Schlussbemerkungen und einige Thesen

Mit dem Scheitern von Camp David war Arafats Autorität einmal mehr in Mitleidenschaft gezogen. In der palästinensischen Öffentlichkeit wurde ihm vorgehalten, dass er sich auf Friedensverhandlungen eingelassen habe, die von vornherein als Kapitulationsdiktat hätten erkannt werden müssen.

Aber auch Baraks politisches Schicksal war mit dem Scheitern Camp Davids besiegelt. Schon vor seiner Abreise hatte er seine religiösen Koalitionspartner verloren. Am 28. September glaubte er, durch die Erlaubnis, Sharon den Haram al-Sharif besuchen zu lassen, die innenpolitischen Widerstände mildern zu können. Als Clinton im Dezember 2000 neue Ideen nach Taba am Roten Meer mitbrachte, wonach der palästinensische Staat statt 91 nunmehr 94 bis 96 Prozent der besetzten Gebiete übernehmen sollte, war die zweite Intifada bereits im vollen Gange. Nunmehr verfolgte Barak angesichts beängstigender Meinungsumfragen einen Zickzackkurs, der seiner Glaubwürdigkeit weiter schadete und ihm am 8. Februar 2001 eine verheerende Niederlage gegen Ariel Sharon eintrug.

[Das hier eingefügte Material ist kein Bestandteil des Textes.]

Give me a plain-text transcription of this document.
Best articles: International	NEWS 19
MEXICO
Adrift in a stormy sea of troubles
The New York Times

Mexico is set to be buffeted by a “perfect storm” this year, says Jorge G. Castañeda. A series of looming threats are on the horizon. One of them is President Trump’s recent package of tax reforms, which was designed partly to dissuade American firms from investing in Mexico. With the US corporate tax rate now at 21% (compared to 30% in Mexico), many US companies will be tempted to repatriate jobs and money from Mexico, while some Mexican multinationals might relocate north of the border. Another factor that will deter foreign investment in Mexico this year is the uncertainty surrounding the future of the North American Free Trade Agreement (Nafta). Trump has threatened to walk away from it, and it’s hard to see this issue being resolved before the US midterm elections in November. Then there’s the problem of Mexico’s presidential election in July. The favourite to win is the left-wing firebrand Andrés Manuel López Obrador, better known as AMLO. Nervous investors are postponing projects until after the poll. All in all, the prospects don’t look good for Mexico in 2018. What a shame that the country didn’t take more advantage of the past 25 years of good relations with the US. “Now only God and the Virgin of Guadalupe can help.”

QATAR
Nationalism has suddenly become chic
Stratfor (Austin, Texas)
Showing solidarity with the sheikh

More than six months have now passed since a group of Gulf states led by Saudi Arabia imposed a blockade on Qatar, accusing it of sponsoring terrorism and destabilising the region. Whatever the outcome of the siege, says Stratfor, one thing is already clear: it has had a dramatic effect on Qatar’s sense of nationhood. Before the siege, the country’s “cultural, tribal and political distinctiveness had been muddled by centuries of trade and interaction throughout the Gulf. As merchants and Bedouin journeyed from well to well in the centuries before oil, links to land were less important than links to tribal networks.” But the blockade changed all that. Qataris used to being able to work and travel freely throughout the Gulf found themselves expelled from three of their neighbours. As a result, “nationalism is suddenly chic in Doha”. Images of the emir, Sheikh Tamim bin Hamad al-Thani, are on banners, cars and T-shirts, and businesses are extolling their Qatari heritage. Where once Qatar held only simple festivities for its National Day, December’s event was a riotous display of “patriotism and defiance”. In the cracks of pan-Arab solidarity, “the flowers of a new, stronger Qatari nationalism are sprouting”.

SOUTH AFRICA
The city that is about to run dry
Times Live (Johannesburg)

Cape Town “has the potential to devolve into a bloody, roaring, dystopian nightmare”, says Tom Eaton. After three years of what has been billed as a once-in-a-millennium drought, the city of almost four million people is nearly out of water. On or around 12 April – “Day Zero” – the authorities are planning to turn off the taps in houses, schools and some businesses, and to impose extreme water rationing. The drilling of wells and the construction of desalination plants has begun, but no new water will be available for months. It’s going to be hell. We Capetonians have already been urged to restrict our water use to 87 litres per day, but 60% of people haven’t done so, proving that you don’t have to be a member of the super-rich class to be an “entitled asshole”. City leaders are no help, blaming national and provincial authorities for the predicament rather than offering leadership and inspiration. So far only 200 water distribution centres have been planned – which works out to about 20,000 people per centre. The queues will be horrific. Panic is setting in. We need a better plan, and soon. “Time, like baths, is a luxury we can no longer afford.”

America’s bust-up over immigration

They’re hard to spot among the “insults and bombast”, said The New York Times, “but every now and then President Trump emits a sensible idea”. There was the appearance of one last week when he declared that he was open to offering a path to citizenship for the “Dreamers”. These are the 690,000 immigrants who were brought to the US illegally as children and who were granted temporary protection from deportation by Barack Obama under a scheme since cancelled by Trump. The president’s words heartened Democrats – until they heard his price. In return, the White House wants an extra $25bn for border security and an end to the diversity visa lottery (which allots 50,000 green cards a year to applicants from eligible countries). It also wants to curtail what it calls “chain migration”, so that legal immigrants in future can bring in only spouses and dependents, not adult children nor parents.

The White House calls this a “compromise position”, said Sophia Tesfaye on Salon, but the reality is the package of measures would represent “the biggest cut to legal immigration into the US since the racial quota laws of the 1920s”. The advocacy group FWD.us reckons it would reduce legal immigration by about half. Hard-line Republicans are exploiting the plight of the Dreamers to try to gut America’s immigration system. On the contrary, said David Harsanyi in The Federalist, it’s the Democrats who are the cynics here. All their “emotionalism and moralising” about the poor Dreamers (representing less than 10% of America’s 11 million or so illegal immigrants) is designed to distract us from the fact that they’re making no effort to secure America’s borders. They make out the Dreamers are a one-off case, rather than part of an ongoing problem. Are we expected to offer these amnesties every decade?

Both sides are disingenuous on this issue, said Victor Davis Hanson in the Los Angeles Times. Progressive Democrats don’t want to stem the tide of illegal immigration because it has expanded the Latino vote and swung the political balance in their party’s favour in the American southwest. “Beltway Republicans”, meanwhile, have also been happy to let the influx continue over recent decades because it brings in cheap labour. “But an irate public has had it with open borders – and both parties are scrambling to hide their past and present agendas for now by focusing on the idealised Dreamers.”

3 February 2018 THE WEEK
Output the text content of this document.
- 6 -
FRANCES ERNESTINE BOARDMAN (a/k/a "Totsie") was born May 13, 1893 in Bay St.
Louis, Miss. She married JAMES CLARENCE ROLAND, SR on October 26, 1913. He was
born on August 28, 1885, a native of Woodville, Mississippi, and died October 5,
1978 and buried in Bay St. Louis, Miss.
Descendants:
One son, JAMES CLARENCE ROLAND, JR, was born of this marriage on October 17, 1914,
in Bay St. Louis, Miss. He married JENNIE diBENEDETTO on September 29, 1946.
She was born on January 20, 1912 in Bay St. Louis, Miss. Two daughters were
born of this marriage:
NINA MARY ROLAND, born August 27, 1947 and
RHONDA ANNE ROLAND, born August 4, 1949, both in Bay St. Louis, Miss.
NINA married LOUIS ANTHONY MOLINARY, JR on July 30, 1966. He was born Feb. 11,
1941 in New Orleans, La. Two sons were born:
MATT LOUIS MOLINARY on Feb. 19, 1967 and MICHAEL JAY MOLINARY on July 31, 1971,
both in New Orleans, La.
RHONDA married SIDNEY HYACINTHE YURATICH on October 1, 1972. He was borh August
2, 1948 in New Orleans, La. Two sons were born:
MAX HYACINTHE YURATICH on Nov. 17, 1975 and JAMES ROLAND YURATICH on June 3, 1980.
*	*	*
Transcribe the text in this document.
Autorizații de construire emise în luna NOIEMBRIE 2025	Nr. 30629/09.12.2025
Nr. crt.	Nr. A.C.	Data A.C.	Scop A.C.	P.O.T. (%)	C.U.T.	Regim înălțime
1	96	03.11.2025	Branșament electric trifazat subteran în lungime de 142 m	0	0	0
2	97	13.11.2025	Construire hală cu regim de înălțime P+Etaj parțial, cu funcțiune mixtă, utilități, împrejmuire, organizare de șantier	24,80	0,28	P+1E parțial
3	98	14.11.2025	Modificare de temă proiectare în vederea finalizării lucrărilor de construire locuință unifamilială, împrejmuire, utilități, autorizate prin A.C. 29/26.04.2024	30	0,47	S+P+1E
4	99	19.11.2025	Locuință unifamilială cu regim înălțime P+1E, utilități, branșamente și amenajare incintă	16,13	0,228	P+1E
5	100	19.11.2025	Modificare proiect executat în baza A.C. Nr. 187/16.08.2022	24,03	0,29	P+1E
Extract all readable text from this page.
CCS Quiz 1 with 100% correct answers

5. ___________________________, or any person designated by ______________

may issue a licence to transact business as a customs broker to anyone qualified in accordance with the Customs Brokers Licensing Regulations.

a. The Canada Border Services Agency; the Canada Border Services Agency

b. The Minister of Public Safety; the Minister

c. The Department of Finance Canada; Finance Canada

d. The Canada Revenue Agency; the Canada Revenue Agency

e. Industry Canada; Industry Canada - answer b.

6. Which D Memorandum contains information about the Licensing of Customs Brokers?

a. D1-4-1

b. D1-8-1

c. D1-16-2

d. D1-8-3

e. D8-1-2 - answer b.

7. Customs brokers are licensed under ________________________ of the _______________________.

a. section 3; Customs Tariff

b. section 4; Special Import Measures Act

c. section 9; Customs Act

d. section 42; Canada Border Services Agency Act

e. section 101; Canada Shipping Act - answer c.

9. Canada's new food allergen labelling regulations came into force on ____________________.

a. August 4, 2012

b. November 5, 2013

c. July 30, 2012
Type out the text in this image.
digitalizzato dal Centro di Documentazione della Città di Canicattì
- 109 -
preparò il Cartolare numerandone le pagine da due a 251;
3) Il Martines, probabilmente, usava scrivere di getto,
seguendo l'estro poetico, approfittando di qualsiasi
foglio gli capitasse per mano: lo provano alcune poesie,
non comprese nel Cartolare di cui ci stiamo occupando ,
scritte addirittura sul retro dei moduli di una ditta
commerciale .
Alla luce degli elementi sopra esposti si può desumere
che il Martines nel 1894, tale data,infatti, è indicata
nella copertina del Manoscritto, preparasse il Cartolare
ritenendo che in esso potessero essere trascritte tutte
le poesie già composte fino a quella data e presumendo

Der Staat Palästina und damit die Zweistaatenlösung sind nach Camp David in weite Ferne gerückt. Auch die zweite Intifada hat den Staat Palästina politisch nicht nähergebracht. Statt dessen werden in der internationalen Öffentlichkeit die palästinensischen Terrorakte und Selbstmordattentate mit der israelischen Besatzungspolitik parallelisiert, ohne das Verhältnis von Ursache und Wirkung hinreichend zu diskutieren.

Je länger das israelische Besatzungsregime anhält, desto stärker ist die Existenz des Staates Israel bedroht. Dem aus Verzweiflung und Hass geborenen palästinensischen Widerstand ist mit militärischen Mitteln nicht beizukommen. Es droht entweder ein zweites Libanon, oder die Regierungen im Nahen Osten besinnen sich auf ihre Verantwortung für politische Regelungen.

Camp David hat gezeigt, dass die Vermittlungsdienste einer außerregionalen Macht wie jene der USA als zeitwillige "Beruhigungspuffer" dienlich sein können, ohne jedoch friedenspolitisches Gewicht entwickeln zu können. Solange der Gedanke an den Frieden nicht im Nahen Osten selbst wächst, werden Terror und Gewalt fortdauern. Es ist zu befürchten, dass Israelis und Palästinenser für die Umkehr noch lange nicht die Schmerzgrenzen überschritten haben.

* In dem Beitrag wurde auf die Quellennachweise verzichtet.